Kafka CookbookContractsSchema evolution
0 / 42 (0%)

Schema evolution

In Schema Registry we taught the producer and consumer to coordinate through Schema Registry: one registers the schema, the other fetches it by schema_id. While there's only one schema — everything is quiet. But the Order contract lives along with Brew. A month later a request comes in: "Brew expanded into cities with another currency — add currency to Order". Six months later — "we're launching courier delivery and a loyalty program, we need the address and the discount". A year from now someone will propose changing total_cents to string because the frontend finds it convenient. And that's where things get interesting.

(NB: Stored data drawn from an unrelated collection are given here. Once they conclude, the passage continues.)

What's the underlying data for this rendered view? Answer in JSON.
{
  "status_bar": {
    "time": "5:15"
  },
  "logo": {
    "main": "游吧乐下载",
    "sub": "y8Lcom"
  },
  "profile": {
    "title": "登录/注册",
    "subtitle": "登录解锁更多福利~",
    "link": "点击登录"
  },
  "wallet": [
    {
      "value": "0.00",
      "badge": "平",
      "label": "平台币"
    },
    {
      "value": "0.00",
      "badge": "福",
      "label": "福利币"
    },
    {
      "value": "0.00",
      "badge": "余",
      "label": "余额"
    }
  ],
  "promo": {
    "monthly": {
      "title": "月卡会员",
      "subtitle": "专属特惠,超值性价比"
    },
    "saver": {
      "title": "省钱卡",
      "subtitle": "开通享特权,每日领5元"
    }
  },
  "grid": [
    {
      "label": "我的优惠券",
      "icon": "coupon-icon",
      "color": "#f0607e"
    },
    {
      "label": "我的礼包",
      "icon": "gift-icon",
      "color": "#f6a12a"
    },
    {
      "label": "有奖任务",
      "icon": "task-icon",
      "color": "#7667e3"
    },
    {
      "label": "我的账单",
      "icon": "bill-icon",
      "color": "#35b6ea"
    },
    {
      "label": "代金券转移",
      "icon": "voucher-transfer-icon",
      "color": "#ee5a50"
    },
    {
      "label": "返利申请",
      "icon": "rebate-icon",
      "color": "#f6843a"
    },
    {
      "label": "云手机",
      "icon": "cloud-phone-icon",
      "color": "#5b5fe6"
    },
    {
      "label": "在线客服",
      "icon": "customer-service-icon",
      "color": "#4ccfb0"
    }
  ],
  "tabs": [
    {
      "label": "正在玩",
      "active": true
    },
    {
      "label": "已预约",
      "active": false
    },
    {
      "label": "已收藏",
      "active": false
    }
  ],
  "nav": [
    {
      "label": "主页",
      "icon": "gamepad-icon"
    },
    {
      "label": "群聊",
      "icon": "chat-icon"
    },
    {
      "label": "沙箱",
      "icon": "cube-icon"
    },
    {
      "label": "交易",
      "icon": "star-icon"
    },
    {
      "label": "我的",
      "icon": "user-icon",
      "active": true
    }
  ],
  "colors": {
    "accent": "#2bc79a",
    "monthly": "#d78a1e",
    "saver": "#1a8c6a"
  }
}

This lecture is about the discipline of change. What you can safely change in Protobuf, what — never. What compatibility modes SR supports. What buf breaking does and why it belongs in CI. How all of this fits into rolling deployment, when producer-3 and consumer-1 are running in production at the same time.

Four compatibility modes

Schema Registry stores a per-subject compatibility setting. This is the rule by which SR allows or rejects registering a new schema version under an existing subject. Four options:

  • NONE — no check. Any schema passes. Whatever happens, happens.
  • BACKWARD (Confluent SR default) — the new schema must be able to read data written by the old one. This is about upgrading consumers: catching up to the new version can be gradual, because the new code understands old messages.
  • FORWARD — the old schema must be able to read data written by the new one. This is about upgrading producers: new code writes, old consumers read.
  • FULL — both. The strictest mode; evolution proceeds in very small steps.

In practice, 90% of environments choose BACKWARD: catching consumers up is simpler than rolling out a new producer and keeping old clients alive indefinitely. But if dozens of teams are reading one topic and upgrading at different speeds, FORWARD or FULL is insurance against "we shipped a producer with a new field and all readers crashed at once."

In our sandbox the compat is global by default (/config), but overrides per-subject (/config/<subject>). The lecture explicitly sets BACKWARD on the subject — without this, all attempts to "register v4" depend on the global setting of the specific run.

What Protobuf considers compatible

Protobuf at the wire level is a sequence of (tag, value) pairs. A tag is field_number << 3 | wire_type. There are no field names in the payload — the field name lives only in the schema; only the number travels on the wire. The rules follow from this.

Safe changes:

  • Add a new field with a new number. Old consumers don't know the tag and store the bytes in unknown fields. New ones see the value. BACKWARD ✅, FORWARD ✅.
  • Delete a field no longer written by anyone. Old readers won't see it (they get the default), new writers won't send it. Usually safer to mark the number reserved to avoid accidentally reusing it. BACKWARD ✅.
  • Rename a field without changing its number. The name lives only in the schema; wire format doesn't change. BACKWARD ✅, FORWARD ✅.

Dangerous changes:

  • Change a field's type. Was int64, became string — wire type differs (varint vs length-delimited), the payload won't decode. BACKWARD ❌.
  • Change a field's number. Different tag — old bytes won't be found. BACKWARD ❌.
  • Delete a field and reuse its number under a different type. Never. Use reserved.
  • Change an enum: adding is only forbidden in rare compilers, usually safe. Deleting a value is dangerous — old messages with that tag will decode as 0 (UNSPECIFIED).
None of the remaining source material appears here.